Last week, we came across a call by the group Sense about Science for nominations for “someone who has promoted sound science to advance public discussions and faced hostility doing so,” for something called the John Maddox Prize for Standing up for Science.
The phrase “sound science” struck us – it’s a term heavily used in tobacco industry propaganda designed to cast doubt on the science that informed regulations on its products. But with the journal Nature’s logo attached, we figured it was just a coincidence.
And indeed, reading the nomination page, it certainly looks like a legitimate £3000 prize. Per the website, the prize is for someone who is “advancing the public discussion around difficult topics despite challenges or hostility,” by “addressing misleading information,” “bringing sound evidence to bear in a public or policy debate,” or “helping people to make sense of a complex scientific issue.”
Plenty of climate scientists come to mind as potential nominees. One of the winners last year was coral reef expert Terry Hughes, whose warnings about the warming-induced bleaching of the Great Barrier Reef was met with sharp resistance by Australian conservatives and the fossil fuel industry.
What’s the deal? To put it simply, as Christie Aschwanden explained at FiveThirtyEight a few years ago, “there’s no such thing as ‘sound science.’” The term is like a restaurant bragging about serving “edible food.”
So why is what appears to be noble, scientific organization trafficking in the “sound science” rhetoric championed by tobacco and other anti-science propagandists like Steve Milloy to resist regulation?
Turns out that Liza Gross answered this question four years ago at the Intercept.

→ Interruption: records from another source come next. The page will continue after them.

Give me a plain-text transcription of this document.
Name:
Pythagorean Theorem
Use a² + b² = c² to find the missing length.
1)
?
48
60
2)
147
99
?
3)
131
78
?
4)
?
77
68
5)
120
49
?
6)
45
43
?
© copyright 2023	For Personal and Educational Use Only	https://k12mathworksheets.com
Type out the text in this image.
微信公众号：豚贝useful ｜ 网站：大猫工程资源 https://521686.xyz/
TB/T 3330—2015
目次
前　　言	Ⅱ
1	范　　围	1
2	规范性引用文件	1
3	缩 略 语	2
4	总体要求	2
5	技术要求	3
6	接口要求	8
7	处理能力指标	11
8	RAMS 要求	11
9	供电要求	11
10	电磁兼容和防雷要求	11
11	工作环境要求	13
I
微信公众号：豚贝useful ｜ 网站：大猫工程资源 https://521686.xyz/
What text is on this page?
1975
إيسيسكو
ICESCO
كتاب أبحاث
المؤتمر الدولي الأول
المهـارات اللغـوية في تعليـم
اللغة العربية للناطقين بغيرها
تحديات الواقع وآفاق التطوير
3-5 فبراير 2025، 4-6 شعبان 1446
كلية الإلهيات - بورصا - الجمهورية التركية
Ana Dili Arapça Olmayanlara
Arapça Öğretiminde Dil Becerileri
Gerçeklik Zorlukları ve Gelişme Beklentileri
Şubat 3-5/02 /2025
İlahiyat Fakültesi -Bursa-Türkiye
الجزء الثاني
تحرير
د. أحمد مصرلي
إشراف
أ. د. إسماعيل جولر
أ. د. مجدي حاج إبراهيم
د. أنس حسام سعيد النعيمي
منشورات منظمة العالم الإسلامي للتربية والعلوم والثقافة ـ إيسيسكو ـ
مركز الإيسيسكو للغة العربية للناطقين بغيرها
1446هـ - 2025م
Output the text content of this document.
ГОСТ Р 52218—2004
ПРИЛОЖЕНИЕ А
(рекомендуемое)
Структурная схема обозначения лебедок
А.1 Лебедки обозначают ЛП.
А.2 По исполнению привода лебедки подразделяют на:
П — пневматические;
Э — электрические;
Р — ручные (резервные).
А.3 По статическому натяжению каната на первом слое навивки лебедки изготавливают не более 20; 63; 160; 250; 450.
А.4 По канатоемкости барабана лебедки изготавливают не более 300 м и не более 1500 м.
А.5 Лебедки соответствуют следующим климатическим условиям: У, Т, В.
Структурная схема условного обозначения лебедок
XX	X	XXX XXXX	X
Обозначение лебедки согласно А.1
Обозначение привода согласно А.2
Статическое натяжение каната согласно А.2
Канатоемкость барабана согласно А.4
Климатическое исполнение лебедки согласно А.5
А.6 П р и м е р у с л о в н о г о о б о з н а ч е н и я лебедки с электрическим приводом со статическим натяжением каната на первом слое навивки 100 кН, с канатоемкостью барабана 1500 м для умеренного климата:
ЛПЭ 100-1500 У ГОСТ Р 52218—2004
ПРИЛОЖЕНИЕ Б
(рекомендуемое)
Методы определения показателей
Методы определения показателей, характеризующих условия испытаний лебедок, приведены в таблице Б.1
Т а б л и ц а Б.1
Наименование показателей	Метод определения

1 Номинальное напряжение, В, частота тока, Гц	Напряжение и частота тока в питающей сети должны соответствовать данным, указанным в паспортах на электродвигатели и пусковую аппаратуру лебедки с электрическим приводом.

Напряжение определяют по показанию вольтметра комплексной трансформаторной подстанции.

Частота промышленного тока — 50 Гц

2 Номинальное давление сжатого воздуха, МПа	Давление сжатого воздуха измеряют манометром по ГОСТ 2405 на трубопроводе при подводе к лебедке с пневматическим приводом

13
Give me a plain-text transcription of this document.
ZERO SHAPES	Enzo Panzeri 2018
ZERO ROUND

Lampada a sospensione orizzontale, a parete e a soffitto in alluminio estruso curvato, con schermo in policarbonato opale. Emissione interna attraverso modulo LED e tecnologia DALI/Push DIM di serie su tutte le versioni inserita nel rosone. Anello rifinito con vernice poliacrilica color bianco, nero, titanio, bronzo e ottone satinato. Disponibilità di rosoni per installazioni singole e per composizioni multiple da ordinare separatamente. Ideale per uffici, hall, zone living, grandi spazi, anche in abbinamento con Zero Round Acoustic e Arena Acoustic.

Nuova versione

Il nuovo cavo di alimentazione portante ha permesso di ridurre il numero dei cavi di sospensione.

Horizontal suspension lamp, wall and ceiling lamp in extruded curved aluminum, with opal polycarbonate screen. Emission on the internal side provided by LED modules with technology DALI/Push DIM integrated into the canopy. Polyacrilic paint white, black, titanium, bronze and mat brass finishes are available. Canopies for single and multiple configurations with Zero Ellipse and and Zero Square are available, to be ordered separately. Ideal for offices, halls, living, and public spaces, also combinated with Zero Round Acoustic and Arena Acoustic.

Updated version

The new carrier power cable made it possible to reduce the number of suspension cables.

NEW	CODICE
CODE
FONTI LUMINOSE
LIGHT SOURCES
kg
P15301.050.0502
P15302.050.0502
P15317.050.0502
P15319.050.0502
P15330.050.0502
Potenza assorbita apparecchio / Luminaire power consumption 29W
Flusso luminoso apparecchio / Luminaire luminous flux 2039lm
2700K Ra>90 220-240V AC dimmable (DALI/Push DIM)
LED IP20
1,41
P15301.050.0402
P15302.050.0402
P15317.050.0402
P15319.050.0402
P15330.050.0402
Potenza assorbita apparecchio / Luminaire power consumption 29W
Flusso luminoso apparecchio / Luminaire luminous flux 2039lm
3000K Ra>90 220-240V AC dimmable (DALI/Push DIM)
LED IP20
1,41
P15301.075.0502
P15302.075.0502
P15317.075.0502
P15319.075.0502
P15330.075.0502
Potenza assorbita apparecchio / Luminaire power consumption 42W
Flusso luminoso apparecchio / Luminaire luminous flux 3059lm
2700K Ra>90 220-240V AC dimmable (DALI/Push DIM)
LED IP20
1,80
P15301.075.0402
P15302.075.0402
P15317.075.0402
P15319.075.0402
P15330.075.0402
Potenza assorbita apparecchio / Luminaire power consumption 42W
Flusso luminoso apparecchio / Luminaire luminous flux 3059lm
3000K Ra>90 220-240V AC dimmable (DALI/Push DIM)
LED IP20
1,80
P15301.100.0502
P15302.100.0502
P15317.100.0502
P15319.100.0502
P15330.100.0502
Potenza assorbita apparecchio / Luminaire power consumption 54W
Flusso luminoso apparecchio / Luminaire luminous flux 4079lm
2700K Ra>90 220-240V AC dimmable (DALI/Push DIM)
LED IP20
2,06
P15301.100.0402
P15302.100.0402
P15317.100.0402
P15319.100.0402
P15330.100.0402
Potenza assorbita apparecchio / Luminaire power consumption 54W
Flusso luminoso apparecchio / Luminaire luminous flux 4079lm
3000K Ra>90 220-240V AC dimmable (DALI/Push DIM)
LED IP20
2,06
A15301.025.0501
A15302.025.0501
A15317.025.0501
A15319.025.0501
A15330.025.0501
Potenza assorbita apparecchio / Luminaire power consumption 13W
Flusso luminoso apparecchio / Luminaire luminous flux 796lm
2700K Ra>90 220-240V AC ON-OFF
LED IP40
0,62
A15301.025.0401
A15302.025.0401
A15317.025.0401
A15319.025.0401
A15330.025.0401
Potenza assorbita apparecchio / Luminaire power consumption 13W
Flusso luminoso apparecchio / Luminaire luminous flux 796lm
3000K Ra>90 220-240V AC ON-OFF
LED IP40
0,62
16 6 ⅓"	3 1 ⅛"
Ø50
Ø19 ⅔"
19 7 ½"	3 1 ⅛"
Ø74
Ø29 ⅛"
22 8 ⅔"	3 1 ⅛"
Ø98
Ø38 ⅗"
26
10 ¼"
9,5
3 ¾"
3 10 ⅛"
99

Sense About Science’s founder Dick Taverne had a consulting company, PRIMA Europe, which worked for tobacco companies to fight off regulations in the 1990s. Taverne was also on the board of Burson-Marsteller when the PR giant pitched big tobacco on the idea of a “sound science” group. That group became The Advancement of Sound Science Coalition, which set up JunkScience.com and launched Steve Milloy’s career as a public anti-regulation propagandist.
And if you think maybe it’s unfair to judge a group by its founder, particularly when there’s now also a US spin-off, unfortunately Gross’s story contains substantial evidence suggesting Sense About Science isn’t just innocently using the “sound science” phrasing.
From asbestos to BPA to yes, tobacco and nicotine, it seems Sense About Science is willing to defend any industry that pays them.
That’s probably why Gross opened her investigation into the group by referencing a sample of the many, many studies debunking an op-ed by its director Tracey Brown, titled “It’s silly to assume all research funded by corporations is bent.”
Ah. Well. Sure, there may well be plenty of perfectly good science with corporate backing. But we know good and well that industry has decades of experience bending science to its will, and anyone who knows the history of “sound science” knows that it’s silly to assume those companies would keep paying millions for “science” that didn’t sound good for their profits.